The lack of fulfillment and neglect of women’s and adolescent girls’ sexual and reproductive health and rights is one of the most widespread injustices and manifestations of gender-based inequalities in many parts of the world.

Sexual and reproductive health and rights are fundamental human rights and ethical imperatives that lie at the core of advancing women’s empowerment and gender equality; and investing in them is central to achieving broader social, economic and sustainable development goals. When women are healthy and empowered to make decisions about their sexual and reproductive lives, they delay marriage and childbearing, are able to complete their education and more likely to find decent employment and thus can fuel economic growth.

The costs and consequences of neglecting sexual and reproductive health and rights are devastating, not only for the lives of women and adolescent girls affected, but to societies and economies at large. For women and girls from communities and groups living in poverty, rural or remote areas, or otherwise discriminated against and excluded – whether based on race, ethnicity, national origin or migrant status, disability, HIV status, sexual orientation or other factors – the intersecting forms of discrimination and exclusion compound gender inequality. To offer just one example, country data show how women from these especially marginalized groups tend to have higher maternal mortality rates than national averages.

Young women and adolescent girls pay an especially high price from the ‘double jeopardy’ of being discriminated against based on gender and age, and especially so if they face additional forms of discrimination. This age group faces unwanted and early pregnancies, unsafe abortions, and multiple forms of violence and harmful practices, including child marriage. Young women face HIV infection rates twice as high as young men. Pregnancy and child-birth related complications are the leading cause of death to adolescent girls in the developing world.

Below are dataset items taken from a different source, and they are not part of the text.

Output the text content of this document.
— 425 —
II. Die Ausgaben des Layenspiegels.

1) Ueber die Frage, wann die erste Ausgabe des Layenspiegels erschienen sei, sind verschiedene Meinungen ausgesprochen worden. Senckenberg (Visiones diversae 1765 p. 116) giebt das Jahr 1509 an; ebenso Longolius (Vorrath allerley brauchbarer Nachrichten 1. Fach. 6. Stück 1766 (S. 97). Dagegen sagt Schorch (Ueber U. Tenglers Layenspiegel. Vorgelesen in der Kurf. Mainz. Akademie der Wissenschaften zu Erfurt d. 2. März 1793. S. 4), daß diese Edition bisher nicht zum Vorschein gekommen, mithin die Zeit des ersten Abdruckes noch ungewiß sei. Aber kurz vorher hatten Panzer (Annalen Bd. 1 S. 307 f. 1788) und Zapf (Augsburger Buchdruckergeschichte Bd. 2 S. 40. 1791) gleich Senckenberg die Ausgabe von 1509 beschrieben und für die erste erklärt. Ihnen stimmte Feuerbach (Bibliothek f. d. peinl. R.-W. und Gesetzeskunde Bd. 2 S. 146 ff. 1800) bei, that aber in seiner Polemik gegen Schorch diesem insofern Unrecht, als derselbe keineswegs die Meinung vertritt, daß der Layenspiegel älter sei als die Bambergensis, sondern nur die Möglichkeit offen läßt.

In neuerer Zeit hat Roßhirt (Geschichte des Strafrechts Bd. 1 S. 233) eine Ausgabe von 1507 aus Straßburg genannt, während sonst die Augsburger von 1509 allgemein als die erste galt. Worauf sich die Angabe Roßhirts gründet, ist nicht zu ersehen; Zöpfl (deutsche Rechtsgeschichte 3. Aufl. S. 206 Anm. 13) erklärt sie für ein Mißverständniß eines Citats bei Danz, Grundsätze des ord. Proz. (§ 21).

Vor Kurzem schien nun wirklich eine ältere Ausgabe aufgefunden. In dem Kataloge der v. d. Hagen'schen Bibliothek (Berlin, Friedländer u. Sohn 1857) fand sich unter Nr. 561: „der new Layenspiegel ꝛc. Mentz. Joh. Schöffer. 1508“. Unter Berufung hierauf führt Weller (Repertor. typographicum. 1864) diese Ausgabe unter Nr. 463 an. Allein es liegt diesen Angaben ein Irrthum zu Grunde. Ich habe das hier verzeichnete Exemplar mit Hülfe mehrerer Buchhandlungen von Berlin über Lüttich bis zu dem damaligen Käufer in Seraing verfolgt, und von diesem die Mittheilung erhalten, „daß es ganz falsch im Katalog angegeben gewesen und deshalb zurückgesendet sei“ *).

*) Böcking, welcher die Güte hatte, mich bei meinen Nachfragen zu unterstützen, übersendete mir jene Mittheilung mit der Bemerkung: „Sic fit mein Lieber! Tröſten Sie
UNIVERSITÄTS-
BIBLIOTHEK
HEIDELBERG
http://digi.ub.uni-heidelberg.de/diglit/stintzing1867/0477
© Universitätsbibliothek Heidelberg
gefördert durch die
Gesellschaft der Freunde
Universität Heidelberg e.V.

To ensure a post-2015 development framework that is equitable, inclusive and sustainable, there are key investments for the empowerment of all women and girls, with high payoffs across the gamut of national social and economic goals. As also affirmed by international experts in the UN Millennium Project Report (2005), these essential and interdependent strategic priorities include:

  • Fulfilling the sexual and reproductive health and rights of women– including universal access to quality, comprehensive and integrated information and services, including modern contraception, maternal health and HIV prevention, and comprehensive sexuality education for all young people;
  • Eliminating all forms of gender-based violence against women and girls, including prevention efforts and universal access by survivors to health and social services, justice and support;
  • Eliminating female illiteracy and continuing to close gender gaps at all levels of education, especially to ensure secondary school completion;
  • Ensuring women’s equal access to economic opportunities and productive assets, including in employment, equal pay for equal work, and access to land, property, inheritance, banking and financial services, and agricultural supports; and,
  • Increased leadership in decision-making, including political participation at local and national levels.

The post-2015 agenda requires learning from MDGs lessons of the past, by ensuring explicit attention, targeted approaches and investments across strategic priorities for the empowerment of women and girls of all social and economic backgrounds, with special attention to disadvantaged communities. This includes ensuring that adolescent girls and young women are explicit and visible; that engaging men’s involvement and shared roles and responsibilities in productive and reproductive life is situated as a matter of public policy; that sustained funding streams are secured for accelerated progress, including to achieve universal access to sexual and reproductive services for all; and that data generation and monitoring systems are put in place, to ensure women and girls, and communities with least power and voice, are actively participating in decision-making and tracking outcomes.

A robust accountability system will be required, at political, operational and financial levels—with explicit measures of eliminating inequities. These are essential elements of a path towards genuinely equitable, inclusive and sustainable development.